I would point out how pathetic this all is, except for one teensy little problem. I have now achieved That Age, and then some. Oh sure, you can stave off the inevitable temporarily, playing games with your contact mono-vision and pretending that you really didn't care about that road sign you didn't really see as you passed it.
But at some point, you will care. I personally know someone who didn't recognize their own kid because they couldn't quite get the face into focus. This is not a positive development for the parent/child relationship. Not to mention your own self-esteem when they take you in to the doctor to have you checked out for early onset Alzheimers.
Thus, out of complete and total desperation, one month ago, I abandoned my contacts altogether in favor of being able to actually focus. Desperate times call for desperate measures, and the fact that I wore glasses in public tells you just how desperate I was. It was tragic, as I dragged myself from the house those first few times, wearing the badge of visual desperation high on my aging and not so perky nose.
I must say, adults are much nicer about their brethren in need of visual assistance than they were as children. There were no cat calls, no mocking my impaired visual status. In fact, the biggest annoyance I endured was the fact that I had to remove my glasses to see anything up close, but then put them back on again to see anything further away than the end of my arms. (No, the irony did not escape me.) In point of fact, I eventually realized that I went so far as to swap problems in an effort to avoid the inevitable reality of reading glasses permanently planted on top of my head like some kind of weird hair bow.
Today, I decided it was going to be a new day. Instead of fighting my eyes and working on that mono-vision, which in ten years has NOT worked, I just overruled the eye doctor, and used contacts that would allow me to see everything far away in crystal clear vision. Today I, dare I admit it, reluctantly donned... oh the horror... Reading Glasses.

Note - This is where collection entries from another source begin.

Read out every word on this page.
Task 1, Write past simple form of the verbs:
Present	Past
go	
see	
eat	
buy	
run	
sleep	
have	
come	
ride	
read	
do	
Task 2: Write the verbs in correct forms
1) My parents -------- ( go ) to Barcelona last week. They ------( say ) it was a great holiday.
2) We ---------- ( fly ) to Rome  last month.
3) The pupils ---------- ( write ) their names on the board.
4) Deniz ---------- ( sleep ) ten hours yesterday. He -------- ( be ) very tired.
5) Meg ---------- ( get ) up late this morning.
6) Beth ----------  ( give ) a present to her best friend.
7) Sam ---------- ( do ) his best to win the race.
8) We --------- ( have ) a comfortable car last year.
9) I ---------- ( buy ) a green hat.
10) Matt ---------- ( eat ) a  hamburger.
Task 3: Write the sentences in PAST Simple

It was a whole new world out there. And I could see all of it. It was like the awakening of a spring flower, peeking through the haze of the soil and suddenly coming into the sunlight.
I could see again, and it was amazing to behold. I discovered that with reading glasses, I am wearing the glasses less, and I can see more. It is not perfect, but it is enough for today.
This little episode provides me an interesting metaphor for everything I fear in life. Too often, the dread of something turns out to be far worse than the actual happening in the moment. Very few moments in life live down to the worst of our imaginings. (I would except the first time your kid gets behind the wheel and starts to drive down the actual street. Let's not even go there.)
I think Shakespeare got it right when he wrote in Julius Caesar, "Cowards die many times before their deaths; The valiant never taste of death but once."
I sweat the small the stuff. I am not a model of patience when I have something to worry about. And trust me, there is always something for me to worry about. If there isn't, then I worry about what will go wrong next that I will have to worry about. It's a vicious cycle, like a rat on an exercise wheel. Squeak, squeak, squeak.
But it seems I am not the only one worrying senselessly. I am acquainted with a few other worriers just like me, who spend a lot of their time in their own mental morgue, waiting for the body to put in its appearance. There are spas to relax, vacations to be taken to get away from the stress of everyday life, and therapists to counteract the inevitable breakdown instigated by the wear and tear life inflicts on every last nerve.
We have cell phones to remain in constant contact, and we have e-mail, IM, facebook and other social media allowing us to keep track of everyone we care about 24/7. And yet, it seems we are more concerned today than our parents ever were when they weren't able to stalk everyone's every moment.
We have more assurance than in the history of the world that our safety is paramount. We have better medical care, safer food, vaccines, and a more or less civil society which exposes us to less danger than ever before. So why do we have more people on mood altering drugs at the same time?
Point being, reading glasses really aren't as bad as I thought. I was expecting constant annoyance as I went through the on/off/on/off dance of daily distraction. Turns out, it's not actually like that at all. Although I wore them to work, I don't need them to see everything like I do regular glasses. I am experiencing visual ecstasy as I am able, for the first time in several months, to really see my computer screen while playing a mean game of spider solitaire. (Obviously NOT while at work. Wow. That was close.)
I wonder how many other things in life I've avoided because I thought it would be harder or more complicated or somehow worse than it actually was? Certainly makes me think.
Years ago, I laughed at my poor mother, trying to thread a needle and asking for help. I think she will snicker quietly inside as I finally don the dreaded reading glasses for myself, and realize that age is only a number. It's how you feel about it that really matters!
Hello dollar store. Time to stock up!